Cependant, l’exode des cerveaux devient aujourd’hui l’un des problèmes les plus difficiles que pose la migration internationale. Le départ massif, notamment, des infirmières, des sages-femmes et des médecins a un effet dévastateur dans des pays où les systèmes de santé sont déjà fragilisés. Le Ghana a vu par exemple, en 2000, deux fois plus d’infirmières partir que d’infirmières diplômées, avec, deux ans plus tard, un taux de vacance de postes de 57 %. Le courant risque de s’amplifier car la demande croît. Selon l’OMS, la Grande-Bretagne aura besoin de 25 000 médecins et de 250 000 infirmières de plus en 2008. Le gouvernement américain prévoit que, d’ici à 2020, plus d’un million de postes d’infirmières devront être pourvus et celui du Canada et de l’Australie estiment qu’ils auront besoin de 78 000 et 40 000 infirmières de plus qu’ils n’en disposeront dans quatre ou cinq ans.

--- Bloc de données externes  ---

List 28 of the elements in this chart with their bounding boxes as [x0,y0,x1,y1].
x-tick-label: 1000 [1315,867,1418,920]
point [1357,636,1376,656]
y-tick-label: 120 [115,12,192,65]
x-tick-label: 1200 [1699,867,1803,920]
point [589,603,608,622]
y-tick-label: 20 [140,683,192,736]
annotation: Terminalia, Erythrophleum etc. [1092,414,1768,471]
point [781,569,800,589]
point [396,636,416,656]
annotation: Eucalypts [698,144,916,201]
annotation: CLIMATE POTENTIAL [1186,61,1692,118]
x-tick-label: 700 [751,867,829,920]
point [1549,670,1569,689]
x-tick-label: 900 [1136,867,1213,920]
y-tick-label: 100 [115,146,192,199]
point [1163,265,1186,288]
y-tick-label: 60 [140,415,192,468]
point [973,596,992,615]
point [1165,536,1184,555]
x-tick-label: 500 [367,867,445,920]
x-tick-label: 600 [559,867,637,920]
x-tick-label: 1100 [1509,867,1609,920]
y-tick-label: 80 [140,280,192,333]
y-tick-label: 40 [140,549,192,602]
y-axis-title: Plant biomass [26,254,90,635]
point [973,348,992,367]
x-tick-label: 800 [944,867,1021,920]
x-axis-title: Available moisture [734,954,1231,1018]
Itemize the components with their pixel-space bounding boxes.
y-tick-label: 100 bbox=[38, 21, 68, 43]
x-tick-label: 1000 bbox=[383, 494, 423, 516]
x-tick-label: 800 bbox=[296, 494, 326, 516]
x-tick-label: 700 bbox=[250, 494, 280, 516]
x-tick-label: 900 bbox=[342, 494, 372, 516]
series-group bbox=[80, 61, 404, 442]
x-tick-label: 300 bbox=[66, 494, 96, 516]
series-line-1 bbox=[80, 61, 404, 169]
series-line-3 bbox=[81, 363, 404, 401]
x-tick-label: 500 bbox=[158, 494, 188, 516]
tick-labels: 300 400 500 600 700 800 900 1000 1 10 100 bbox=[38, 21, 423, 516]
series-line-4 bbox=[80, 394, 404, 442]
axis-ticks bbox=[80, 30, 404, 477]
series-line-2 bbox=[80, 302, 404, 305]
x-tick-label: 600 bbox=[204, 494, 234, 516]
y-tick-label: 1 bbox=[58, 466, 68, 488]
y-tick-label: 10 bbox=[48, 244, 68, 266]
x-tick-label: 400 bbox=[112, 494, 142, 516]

Le rapport insiste aussi sur les aspects encore plus dramatiques de la migration : l’exploitation des employés de maison avec parfois des violences physiques graves, voire des décès ; la traite d’humains, dont on évalue le nombre de victimes à 2,4 millions, dont 80 % de femmes et de filles ; la migration forcée lors des conflits. «La faiblesse de la coopération multilatérale et l’échec à établir, à appliquer et à imposer des politiques et des mesures conçues pour protéger les migrantes de l’exploitation et des sévices ont pour conséquence que ce sont les plus vulnérables qui paient –et quelquefois de leur vie», explique le rapport.
Les jeunes en particulier sont plus exposées au risque de viol et aux autres formes de violence sexiste. Pour la première fois cette année, l’Unfpa accompagne son rapport d’un supplément jeunesse spécial, « Des jeunes en mouvement », qui met l’accent sur les expériences de jeunes migrants.
Bibi la Surinamienne
Bibi Sattuar est née à Paramaribo en 1983, fille aînée d’un couple indien du Guyana arrivé au Surinam (ancienne Guyane hollandaise) il y a trente ans pour y chercher du travail. Son témoignage est l’un de ceux recueillis par l’Unfpa. Sa vocation de devenir infirmière a longtemps été considérée comme une folie. Dans sa famille, seuls les hommes travaillaient. Elle parvient tout de même à convaincre sa mère et s’inscrit à l’école d’infirmières. Pourtant, un autre rêve la hante : partir, même si elle sait que son pays a besoin d’elle et que son départ contribuera à aggraver la situation de ceux qui ont choisi de rester. «J’aime ce métier. Mais ici je n’aurai pas de quoi vivre (le salaire de départ est de 550 dollars surinamais, soit environ 200 dollars US) et, si je dois aller quelque part ailleurs pour continuer à faire ce que j’ai choisi, je le ferai.» Toutes ses camarades de promotion ont le même rêve. L’exode des cerveaux est une réalité au Surinam.